Gerätesicherheit und Wartung: Sicherer Einsatz von EMS-Geräten, Kalibrierung und Pflege.


Rechtliche Grundlage

§5 NiSV fordert die Fachkunde für den Einsatz von EMS in der Kosmetik.

Dauer der Ausbildung: 24 bis 32 Stunden

Prüfung: Schriftliche und praktische Abschlussprüfung zur Überprüfung des Verständnisses der EMS-Technologie und ihrer sicheren Anwendung.n.

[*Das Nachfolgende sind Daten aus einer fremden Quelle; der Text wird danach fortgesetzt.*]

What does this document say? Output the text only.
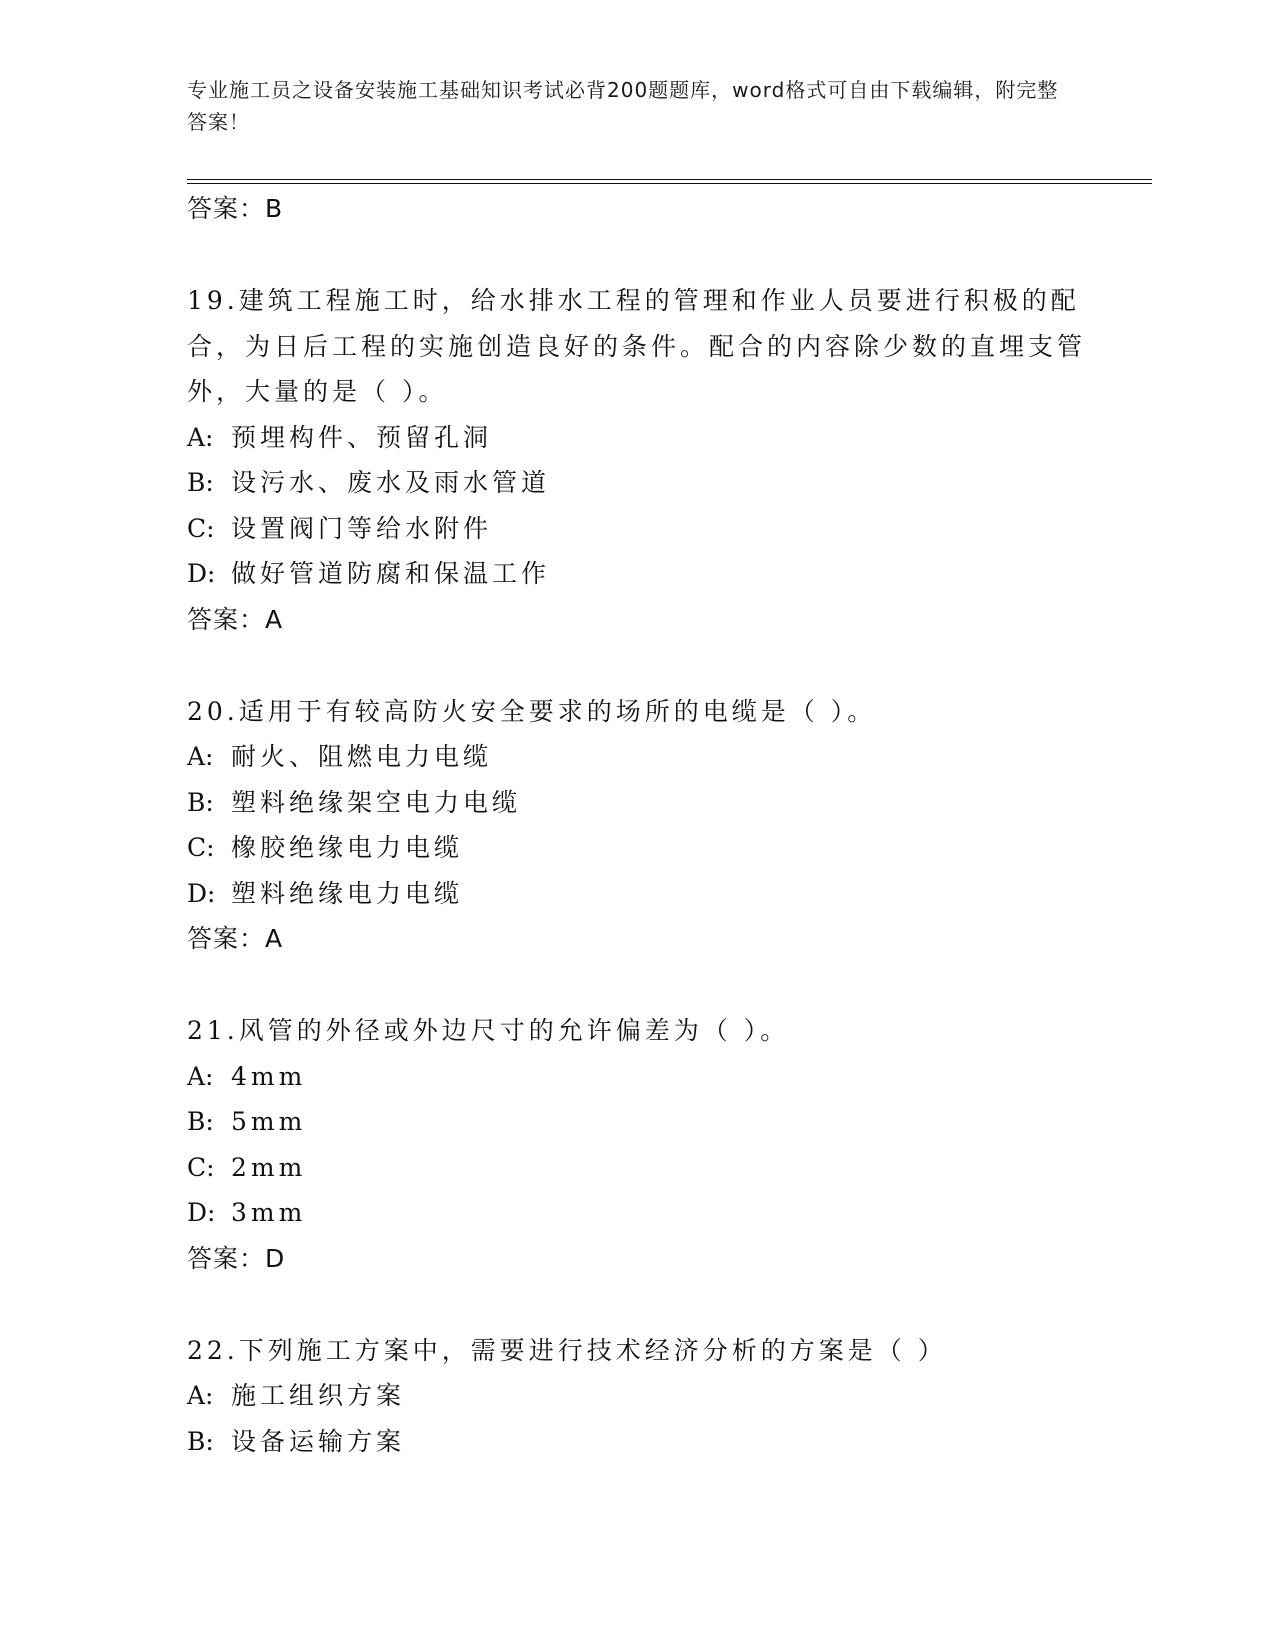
专业施工员之设备安装施工基础知识考试必背200题题库，word格式可自由下载编辑，附完整答案！
答案：B
19.建筑工程施工时，给水排水工程的管理和作业人员要进行积极的配合，为日后工程的实施创造良好的条件。配合的内容除少数的直埋支管外，大量的是（ ）。
A: 预埋构件、预留孔洞
B: 设污水、废水及雨水管道
C: 设置阀门等给水附件
D: 做好管道防腐和保温工作
答案：A
20.适用于有较高防火安全要求的场所的电缆是（ ）。
A: 耐火、阻燃电力电缆
B: 塑料绝缘架空电力电缆
C: 橡胶绝缘电力电缆
D: 塑料绝缘电力电缆
答案：A
21.风管的外径或外边尺寸的允许偏差为（ ）。
A: 4mm
B: 5mm
C: 2mm
D: 3mm
答案：D
22.下列施工方案中，需要进行技术经济分析的方案是（ ）
A: 施工组织方案
B: 设备运输方案
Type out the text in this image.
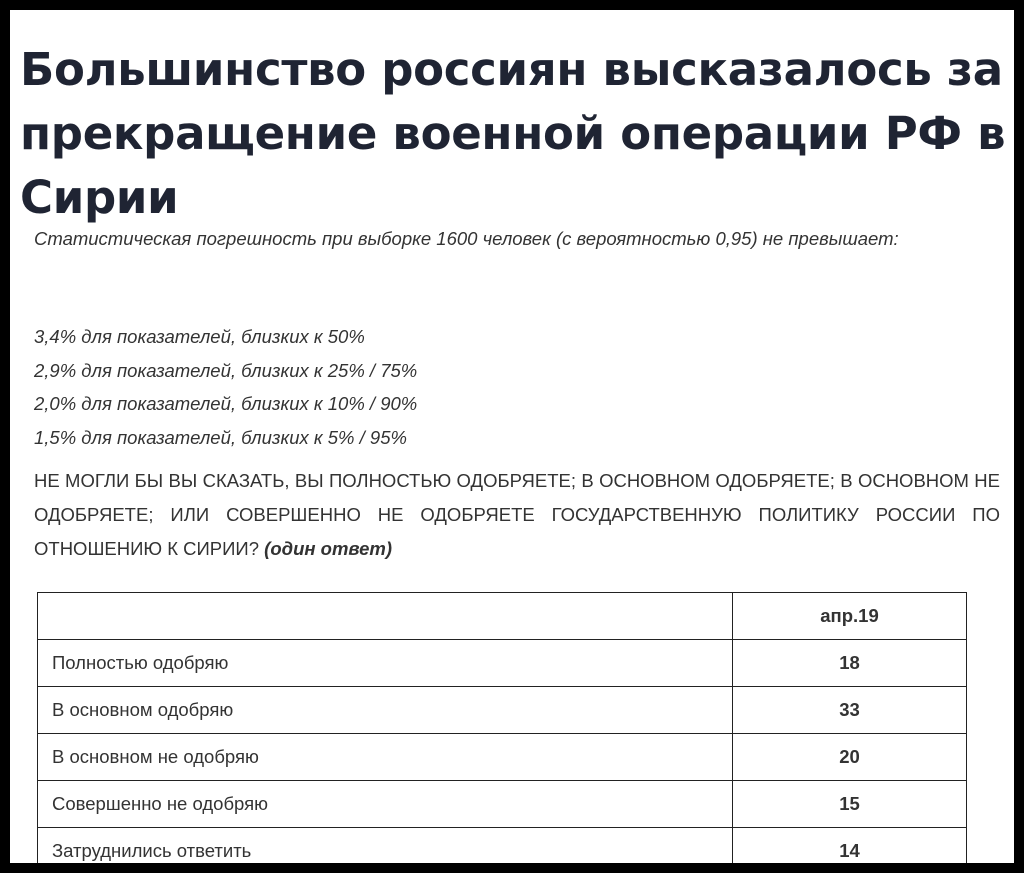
Большинство россиян высказалось за прекращение военной операции РФ в Сирии

Статистическая погрешность при выборке 1600 человек (с вероятностью 0,95) не превышает:

3,4% для показателей, близких к 50%
2,9% для показателей, близких к 25% / 75%
2,0% для показателей, близких к 10% / 90%
1,5% для показателей, близких к 5% / 95%

НЕ МОГЛИ БЫ ВЫ СКАЗАТЬ, ВЫ ПОЛНОСТЬЮ ОДОБРЯЕТЕ; В ОСНОВНОМ ОДОБРЯЕТЕ; В ОСНОВНОМ НЕ ОДОБРЯЕТЕ; ИЛИ СОВЕРШЕННО НЕ ОДОБРЯЕТЕ ГОСУДАРСТВЕННУЮ ПОЛИТИКУ РОССИИ ПО ОТНОШЕНИЮ К СИРИИ? (один ответ)

	апр.19
Полностью одобряю	18
В основном одобряю	33
В основном не одобряю	20
Совершенно не одобряю	15
Затруднились ответить	14
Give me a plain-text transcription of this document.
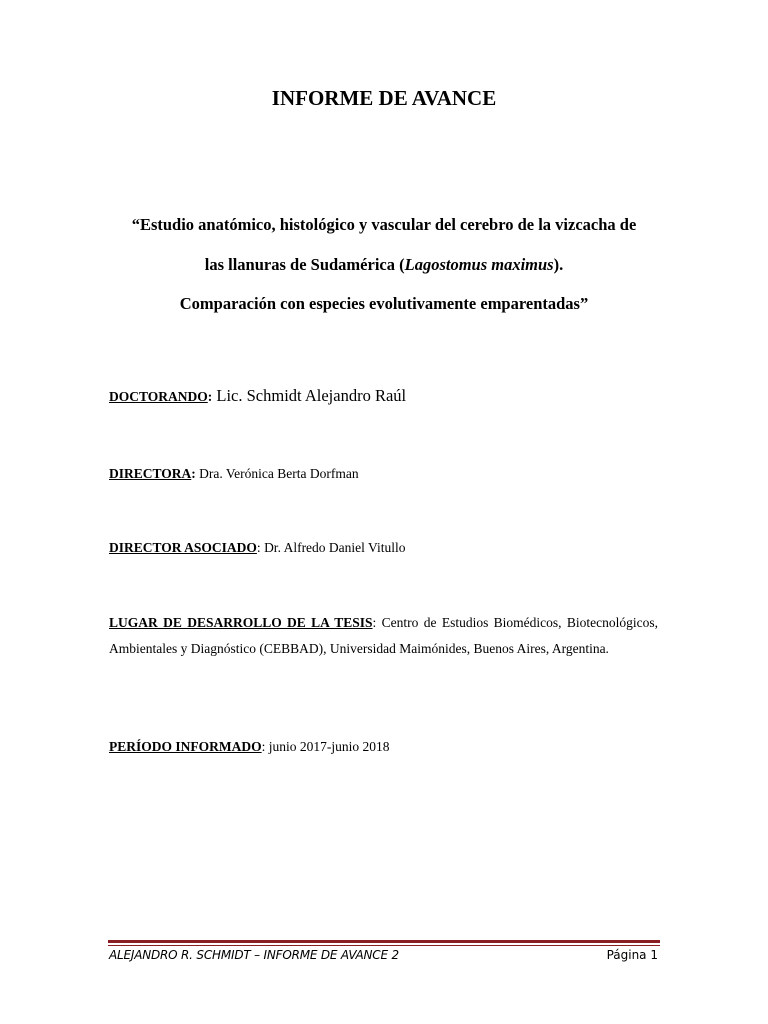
INFORME DE AVANCE
“Estudio anatómico, histológico y vascular del cerebro de la vizcacha de
las llanuras de Sudamérica (Lagostomus maximus).
Comparación con especies evolutivamente emparentadas”
DOCTORANDO: Lic. Schmidt Alejandro Raúl
DIRECTORA: Dra. Verónica Berta Dorfman
DIRECTOR ASOCIADO: Dr. Alfredo Daniel Vitullo
LUGAR DE DESARROLLO DE LA TESIS: Centro de Estudios Biomédicos, Biotecnológicos, Ambientales y Diagnóstico (CEBBAD), Universidad Maimónides, Buenos Aires, Argentina.
PERÍODO INFORMADO: junio 2017-junio 2018
ALEJANDRO R. SCHMIDT – INFORME DE AVANCE 2	Página 1
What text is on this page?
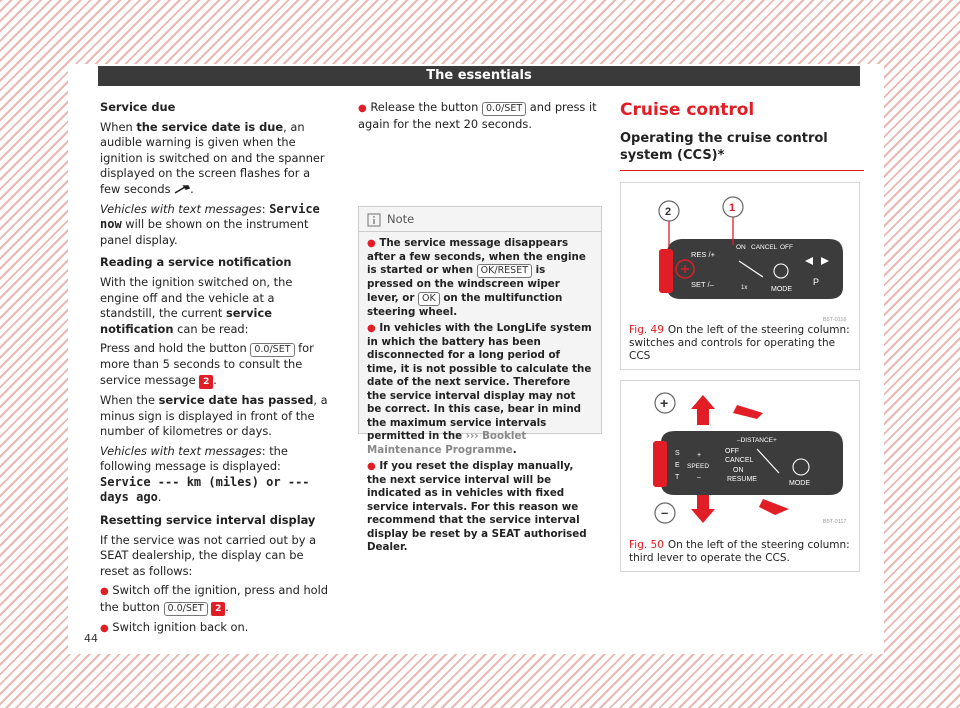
The essentials

Service due

When the service date is due, an audible warning is given when the ignition is switched on and the spanner displayed on the screen flashes for a few seconds .

Vehicles with text messages: Service now will be shown on the instrument panel display.

Reading a service notification

With the ignition switched on, the engine off and the vehicle at a standstill, the current service notification can be read:

Press and hold the button 0.0/SET for more than 5 seconds to consult the service message 2 .

When the service date has passed, a minus sign is displayed in front of the number of kilometres or days.

Vehicles with text messages: the following message is displayed: Service --- km (miles) or --- days ago.

Resetting service interval display

If the service was not carried out by a SEAT dealership, the display can be reset as follows:

● Switch off the ignition, press and hold the button 0.0/SET 2 .

● Switch ignition back on.

● Release the button 0.0/SET and press it again for the next 20 seconds.

Note

● The service message disappears after a few seconds, when the engine is started or when OK/RESET is pressed on the windscreen wiper lever, or OK on the multifunction steering wheel.

● In vehicles with the LongLife system in which the battery has been disconnected for a long period of time, it is not possible to calculate the date of the next service. Therefore the service interval display may not be correct. In this case, bear in mind the maximum service intervals permitted in the ››› Booklet Maintenance Programme.

● If you reset the display manually, the next service interval will be indicated as in vehicles with fixed service intervals. For this reason we recommend that the service interval display be reset by a SEAT authorised Dealer.

Cruise control

Operating the cruise control system (CCS)*

RES /+
ON CANCEL OFF
SET /–	1x	MODE
P
2	1
B5T-0116
Fig. 49 On the left of the steering column: switches and controls for operating the CCS
+
–
–DISTANCE+
S
E
T
+
–
OFF
CANCEL
ON
RESUME
SPEED
MODE
B5T-0117
Fig. 50 On the left of the steering column: third lever to operate the CCS.
44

Abschluss und Fachkundeprüfung

Die NiSV setzt voraus, dass jede Person, die nichtionisierende Strahlung in der Kosmetik verwendet, eine entsprechende Fachkundeprüfung ablegt. Die Dauer der Ausbildung für die einzelnen Module variiert, in der Regel beträgt sie jedoch 16 bis 64 Stunden pro Modul, abhängig von der Komplexität der jeweiligen Technologie.

Am Ende jedes Moduls steht eine Prüfung, die aus einem theoretischen und einem praktischen Teil besteht. Die theoretische Prüfung umfasst Multiple-Choice-Fragen oder offene Fragen zu den behandelten Themen, während die praktische Prüfung die sichere Handhabung der Geräte und die korrekte Durchführung der Behandlungen überprüft.

Nach erfolgreichem Abschluss der Prüfung erhalten die Teilnehmer ein Zertifikat, das ihnen die Fachkunde gemäß NiSV bestätigt und sie zur Anwendung der jeweiligen Technologie berechtigt.